Прием давно набрал силу и уже переваливал за экватор. Гости перезнакомились, освоились и вели тот разговор, который каждому был по душе либо по службе. Слышались разговоры о новых голливудских фильмах, о театральных премьерах и о голодной жизни в Париже, но стержнем едва ли не всех бесед была война, и в первую голову — русские победы на восточном фронте.
Густой, настоявшийся гул, окутанный табачным дымом, нарушался то тут, то там горячими возгласами французов, не давая забывать, что все происходит не где-нибудь, а во Франции, в Париже.
В сутолоке, сквозь плотное скопление гостей к Жичину пробилась Маргарита Владимировна и шепнула с довольной улыбкой, что на приеме появился Ромен Роллан с женой и что они в соседнем зале с Николаем Дмитриевичем. Она так же неожиданно исчезла, как и появилась. От доброй вести Жичин воодушевился и готов был ринуться в соседний зал, но он еще не спросил Монтгомери о боях в Африке, при Эль-Аламейне.
Спросить вроде бы и легко было, и в то же время совсем не просто. Победителю такой вопрос по идее должен бы полюбиться. А вдруг нет? Вдруг ему надоело рассказывать про этот Эль-Аламейн? Да и спрашивать гостя до бесконечности как-то не очень ловко. Он все же спросил. Спросил, тяжко ли было при Эль-Аламейне.

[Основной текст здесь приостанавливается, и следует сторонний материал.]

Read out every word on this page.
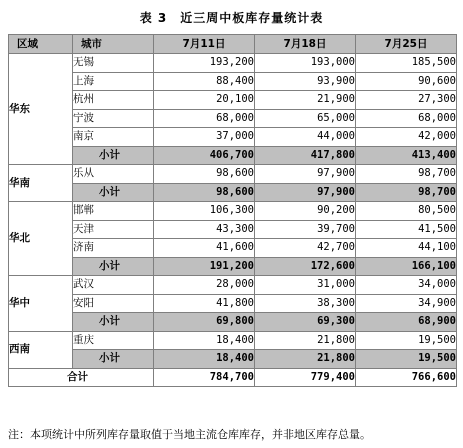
表 3　近三周中板库存量统计表
区域	城市	7月11日	7月18日	7月25日
华东	无锡	193,200	193,000	185,500
	上海	88,400	93,900	90,600
	杭州	20,100	21,900	27,300
	宁波	68,000	65,000	68,000
	南京	37,000	44,000	42,000
	小计	406,700	417,800	413,400
华南	乐从	98,600	97,900	98,700
	小计	98,600	97,900	98,700
华北	邯郸	106,300	90,200	80,500
	天津	43,300	39,700	41,500
	济南	41,600	42,700	44,100
	小计	191,200	172,600	166,100
华中	武汉	28,000	31,000	34,000
	安阳	41,800	38,300	34,900
	小计	69,800	69,300	68,900
西南	重庆	18,400	21,800	19,500
	小计	18,400	21,800	19,500
合计		784,700	779,400	766,600
注：本项统计中所列库存量取值于当地主流仓库库存，并非地区库存总量。
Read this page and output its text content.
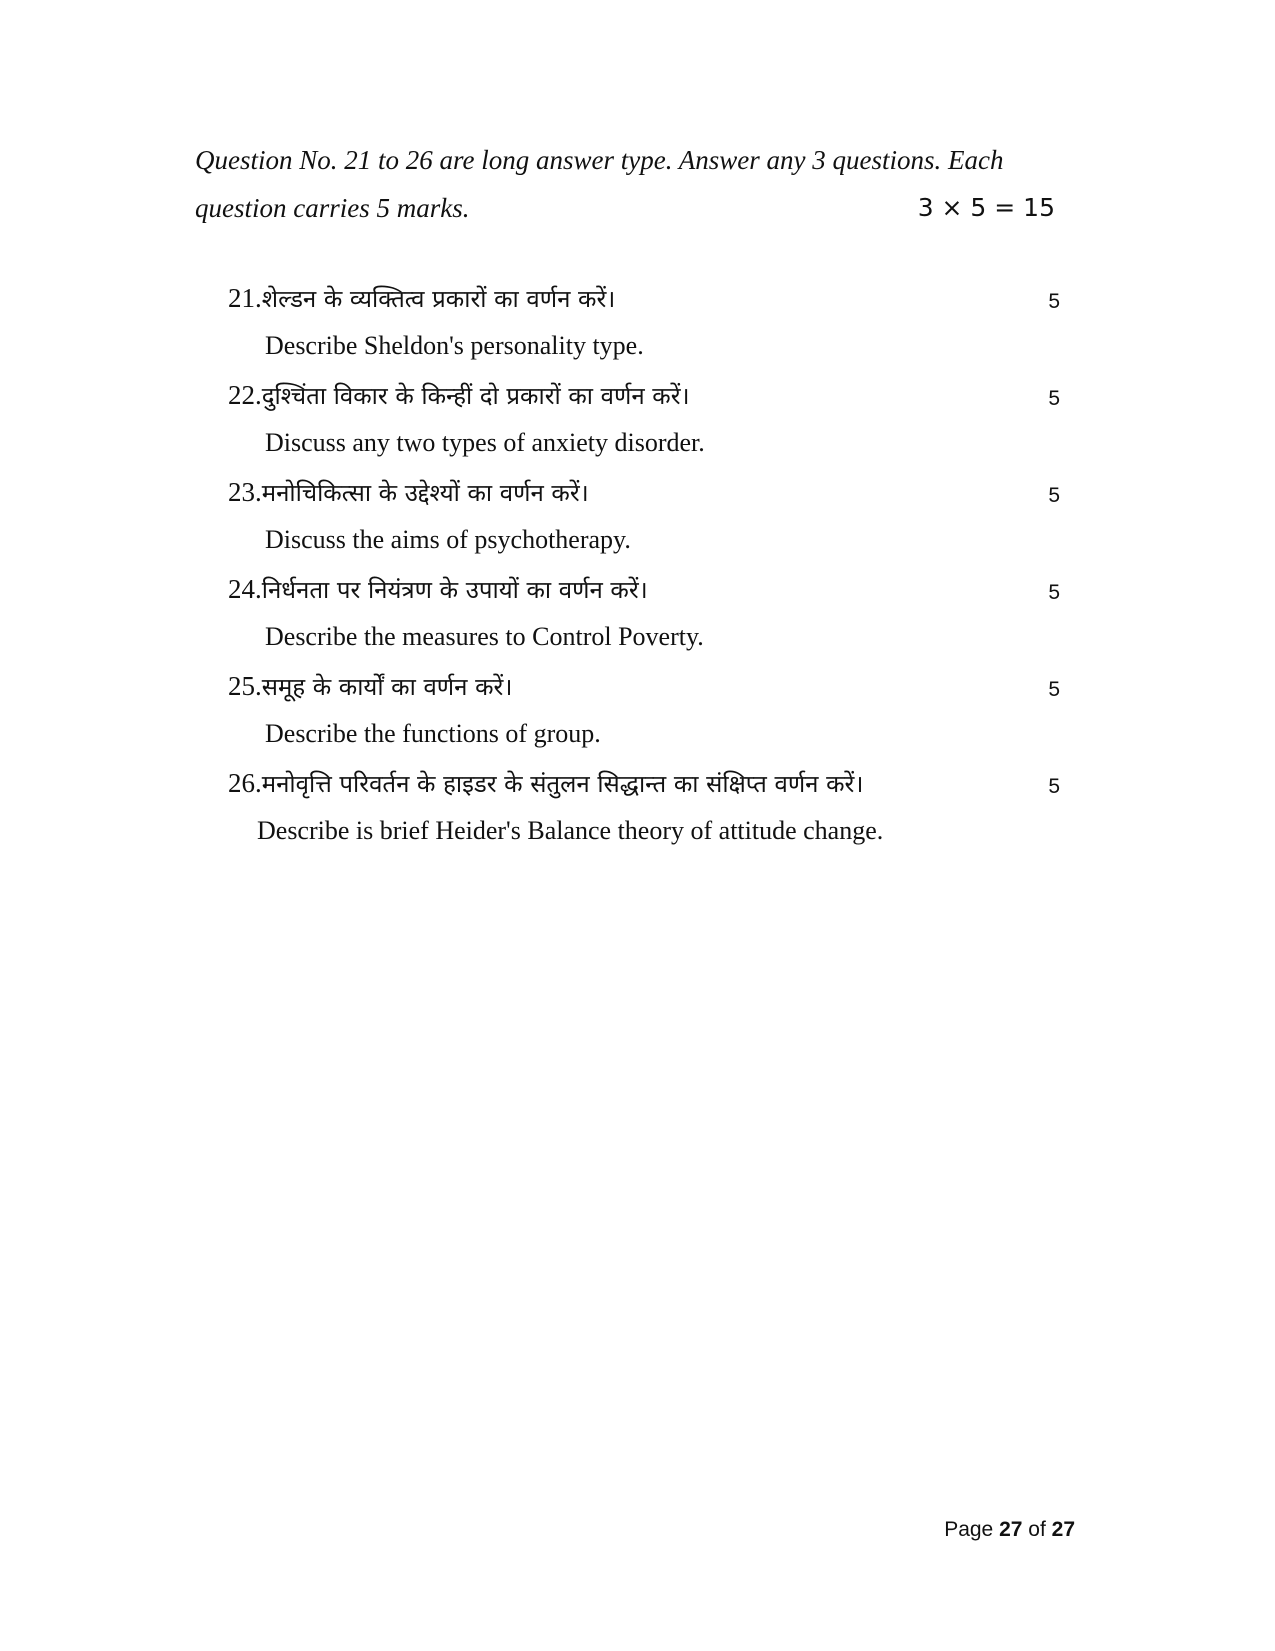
Question No. 21 to 26 are long answer type. Answer any 3 questions. Each
question carries 5 marks.	3 × 5 = 15
21.शेल्डन के व्यक्तित्व प्रकारों का वर्णन करें।	5
Describe Sheldon's personality type.
22.दुश्चिंता विकार के किन्हीं दो प्रकारों का वर्णन करें।	5
Discuss any two types of anxiety disorder.
23.मनोचिकित्सा के उद्देश्यों का वर्णन करें।	5
Discuss the aims of psychotherapy.
24.निर्धनता पर नियंत्रण के उपायों का वर्णन करें।	5
Describe the measures to Control Poverty.
25.समूह के कार्यों का वर्णन करें।	5
Describe the functions of group.
26.मनोवृत्ति परिवर्तन के हाइडर के संतुलन सिद्धान्त का संक्षिप्त वर्णन करें।	5
Describe is brief Heider's Balance theory of attitude change.
Page 27 of 27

Фельдмаршал вскинул глаза и с легким недоумением оглядел Жичина: его кортик, погоны, орденские ленты.
— Конечно, тяжко, — ответил он, вздохнув. — На войне всегда тяжко. Кто ее только придумал… — Последние слова он произнес тихо, с горечью уставшего человека, и Жичин впервые заметил, что фельдмаршал — старый уже человек, хотя морщин глубоких на лице нет и осанка вроде бы еще молодцеватая.